Luckily, in our case, John loves to go off and take photos, so he can do that while I stay back in the hotel. But he feels bad leaving me alone so he tends to go out for very short spurts. And of course, because of my need for that day of rest, what could have been a four day trip turns into a seven day trip. That does not compute with my three-day limit for being away from home!

I am finding, however, that my regimen of weekly physio and massage therapy seems to be having a very beneficial effect on me.

And now that I've abandoned my walking program and got the bursitis under control again, my overall pain level is way down too.

My hands are still giving me fits though.  Must be the weather wreaking havoc with them!

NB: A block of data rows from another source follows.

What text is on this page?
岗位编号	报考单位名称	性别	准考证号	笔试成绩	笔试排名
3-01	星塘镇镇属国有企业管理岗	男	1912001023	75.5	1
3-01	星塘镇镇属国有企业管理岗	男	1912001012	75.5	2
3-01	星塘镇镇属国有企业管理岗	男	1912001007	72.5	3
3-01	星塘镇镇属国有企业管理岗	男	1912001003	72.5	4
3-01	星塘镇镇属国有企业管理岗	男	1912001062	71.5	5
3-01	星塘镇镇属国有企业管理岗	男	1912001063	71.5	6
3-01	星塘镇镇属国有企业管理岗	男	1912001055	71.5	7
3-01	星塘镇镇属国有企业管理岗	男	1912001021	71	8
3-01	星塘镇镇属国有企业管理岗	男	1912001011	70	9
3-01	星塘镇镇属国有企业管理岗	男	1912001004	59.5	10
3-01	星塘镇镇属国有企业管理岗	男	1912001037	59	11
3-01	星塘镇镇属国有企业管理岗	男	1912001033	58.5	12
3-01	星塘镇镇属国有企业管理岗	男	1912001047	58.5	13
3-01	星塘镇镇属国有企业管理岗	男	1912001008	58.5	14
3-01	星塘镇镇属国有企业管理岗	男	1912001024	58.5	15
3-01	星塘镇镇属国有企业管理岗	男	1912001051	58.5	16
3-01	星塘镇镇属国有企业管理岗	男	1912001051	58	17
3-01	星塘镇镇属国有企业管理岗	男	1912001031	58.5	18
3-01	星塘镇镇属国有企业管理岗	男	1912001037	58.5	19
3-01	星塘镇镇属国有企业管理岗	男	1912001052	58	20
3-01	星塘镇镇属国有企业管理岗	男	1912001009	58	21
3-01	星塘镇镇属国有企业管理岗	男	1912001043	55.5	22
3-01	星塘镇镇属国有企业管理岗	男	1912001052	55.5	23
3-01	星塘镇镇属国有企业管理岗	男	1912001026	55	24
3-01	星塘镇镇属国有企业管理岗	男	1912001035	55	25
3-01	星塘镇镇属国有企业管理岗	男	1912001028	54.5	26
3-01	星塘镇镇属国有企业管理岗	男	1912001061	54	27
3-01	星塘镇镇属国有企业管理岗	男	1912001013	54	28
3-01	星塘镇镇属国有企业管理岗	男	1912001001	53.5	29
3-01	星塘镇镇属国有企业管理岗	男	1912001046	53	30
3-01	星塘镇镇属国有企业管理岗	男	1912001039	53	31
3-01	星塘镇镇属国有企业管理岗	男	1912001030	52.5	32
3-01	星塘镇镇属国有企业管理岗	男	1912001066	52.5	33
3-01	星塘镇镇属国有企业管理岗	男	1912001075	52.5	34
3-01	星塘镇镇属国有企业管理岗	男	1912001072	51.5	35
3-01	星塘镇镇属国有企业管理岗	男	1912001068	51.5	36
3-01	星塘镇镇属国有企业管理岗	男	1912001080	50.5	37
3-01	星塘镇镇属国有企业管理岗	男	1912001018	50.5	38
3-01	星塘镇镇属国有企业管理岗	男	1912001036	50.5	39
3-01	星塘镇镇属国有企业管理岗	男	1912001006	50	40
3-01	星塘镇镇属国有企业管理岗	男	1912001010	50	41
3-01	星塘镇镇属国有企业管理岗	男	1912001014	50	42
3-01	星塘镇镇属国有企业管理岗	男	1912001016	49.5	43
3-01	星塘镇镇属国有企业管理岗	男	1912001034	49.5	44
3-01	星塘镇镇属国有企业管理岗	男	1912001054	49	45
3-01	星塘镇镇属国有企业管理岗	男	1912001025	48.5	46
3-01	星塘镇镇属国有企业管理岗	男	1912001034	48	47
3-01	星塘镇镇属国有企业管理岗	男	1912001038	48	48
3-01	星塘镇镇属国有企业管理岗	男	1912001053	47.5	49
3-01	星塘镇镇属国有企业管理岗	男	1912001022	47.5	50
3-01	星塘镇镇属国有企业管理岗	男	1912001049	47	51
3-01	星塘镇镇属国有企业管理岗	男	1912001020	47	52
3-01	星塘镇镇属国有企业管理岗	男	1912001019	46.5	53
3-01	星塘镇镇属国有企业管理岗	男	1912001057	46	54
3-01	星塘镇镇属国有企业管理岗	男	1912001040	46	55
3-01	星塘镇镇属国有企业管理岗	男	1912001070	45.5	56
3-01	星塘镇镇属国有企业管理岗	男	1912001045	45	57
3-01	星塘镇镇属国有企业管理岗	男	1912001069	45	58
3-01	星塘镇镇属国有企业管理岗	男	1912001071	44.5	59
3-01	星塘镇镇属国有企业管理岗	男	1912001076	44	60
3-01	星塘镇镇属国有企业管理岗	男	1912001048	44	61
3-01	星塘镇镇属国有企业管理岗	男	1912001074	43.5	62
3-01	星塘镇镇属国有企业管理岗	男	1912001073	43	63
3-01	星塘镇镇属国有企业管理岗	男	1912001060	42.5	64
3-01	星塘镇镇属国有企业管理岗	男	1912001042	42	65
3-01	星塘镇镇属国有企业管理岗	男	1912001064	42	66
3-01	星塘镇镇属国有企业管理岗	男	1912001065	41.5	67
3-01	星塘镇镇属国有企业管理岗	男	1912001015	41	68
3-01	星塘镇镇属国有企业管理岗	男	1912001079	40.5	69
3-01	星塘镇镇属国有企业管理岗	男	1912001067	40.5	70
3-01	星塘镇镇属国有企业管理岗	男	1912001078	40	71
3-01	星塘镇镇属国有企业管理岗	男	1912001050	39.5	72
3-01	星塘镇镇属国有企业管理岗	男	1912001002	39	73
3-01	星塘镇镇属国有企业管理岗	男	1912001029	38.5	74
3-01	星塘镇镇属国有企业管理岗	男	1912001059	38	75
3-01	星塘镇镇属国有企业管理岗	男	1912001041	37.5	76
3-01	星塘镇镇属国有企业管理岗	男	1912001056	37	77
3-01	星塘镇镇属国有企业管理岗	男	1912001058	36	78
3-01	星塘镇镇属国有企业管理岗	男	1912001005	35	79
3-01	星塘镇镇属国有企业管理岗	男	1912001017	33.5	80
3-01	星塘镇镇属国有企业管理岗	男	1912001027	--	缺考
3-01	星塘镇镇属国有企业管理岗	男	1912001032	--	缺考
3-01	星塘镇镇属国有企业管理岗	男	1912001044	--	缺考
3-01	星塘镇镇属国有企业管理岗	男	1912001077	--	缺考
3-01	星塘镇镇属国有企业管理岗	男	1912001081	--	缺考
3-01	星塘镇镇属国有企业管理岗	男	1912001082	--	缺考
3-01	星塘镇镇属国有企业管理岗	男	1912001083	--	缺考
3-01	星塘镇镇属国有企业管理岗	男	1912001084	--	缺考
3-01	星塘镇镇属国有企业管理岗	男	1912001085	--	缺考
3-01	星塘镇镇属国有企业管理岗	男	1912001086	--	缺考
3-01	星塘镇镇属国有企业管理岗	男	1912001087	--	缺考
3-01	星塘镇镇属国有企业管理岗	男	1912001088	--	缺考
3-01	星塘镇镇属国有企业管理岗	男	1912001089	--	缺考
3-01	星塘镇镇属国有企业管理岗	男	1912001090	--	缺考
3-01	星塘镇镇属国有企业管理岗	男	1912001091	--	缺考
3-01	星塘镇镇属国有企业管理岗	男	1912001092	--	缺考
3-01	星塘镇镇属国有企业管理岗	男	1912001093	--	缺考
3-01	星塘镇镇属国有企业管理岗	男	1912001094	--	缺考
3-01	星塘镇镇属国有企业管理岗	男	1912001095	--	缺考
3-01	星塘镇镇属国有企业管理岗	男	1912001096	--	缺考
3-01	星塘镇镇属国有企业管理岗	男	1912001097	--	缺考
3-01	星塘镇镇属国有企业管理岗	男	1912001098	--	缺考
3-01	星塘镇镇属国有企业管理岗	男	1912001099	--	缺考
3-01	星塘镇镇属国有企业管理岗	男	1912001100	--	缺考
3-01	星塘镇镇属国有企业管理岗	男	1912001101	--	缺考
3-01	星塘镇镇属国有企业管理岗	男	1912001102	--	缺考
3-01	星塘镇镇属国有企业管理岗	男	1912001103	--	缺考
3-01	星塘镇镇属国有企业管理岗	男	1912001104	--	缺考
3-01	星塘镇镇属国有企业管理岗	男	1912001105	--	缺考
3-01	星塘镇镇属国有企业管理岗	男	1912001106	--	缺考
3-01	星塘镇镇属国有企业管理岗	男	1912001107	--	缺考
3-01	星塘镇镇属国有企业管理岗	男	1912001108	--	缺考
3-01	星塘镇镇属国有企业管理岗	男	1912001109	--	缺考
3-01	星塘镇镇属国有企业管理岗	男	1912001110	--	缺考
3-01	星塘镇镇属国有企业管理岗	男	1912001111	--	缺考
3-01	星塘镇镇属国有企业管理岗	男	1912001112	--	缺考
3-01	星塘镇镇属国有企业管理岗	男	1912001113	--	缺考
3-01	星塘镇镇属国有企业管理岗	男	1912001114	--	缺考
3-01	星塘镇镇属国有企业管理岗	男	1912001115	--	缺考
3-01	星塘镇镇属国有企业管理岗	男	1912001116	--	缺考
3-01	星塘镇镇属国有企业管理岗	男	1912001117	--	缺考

And of course, my hip joints are still an issue and I guess that is not going to change until we find out just what the problem is and do something about it.  If we find out!   I'm due to be assessed at the Total Joint Assessment Clinic on February 7th.  I have two years' worth of X-rays to present to them and apparently, none shows degeneration of any degree to support the amount of pain I have or my seriously diminished range of motion.  'Twill be most interesting to hear what comes of the assessment, indeed.

Should the Assessment Clinic deem me to be in need of that ortho surgeon to whom my doctor referred me, I will then have to contend with the issue of undergoing hip replacement surgery -- twice.  I don't even want to think about what that will do to my fibro status.

My point is -- fibro sucks!  Big time!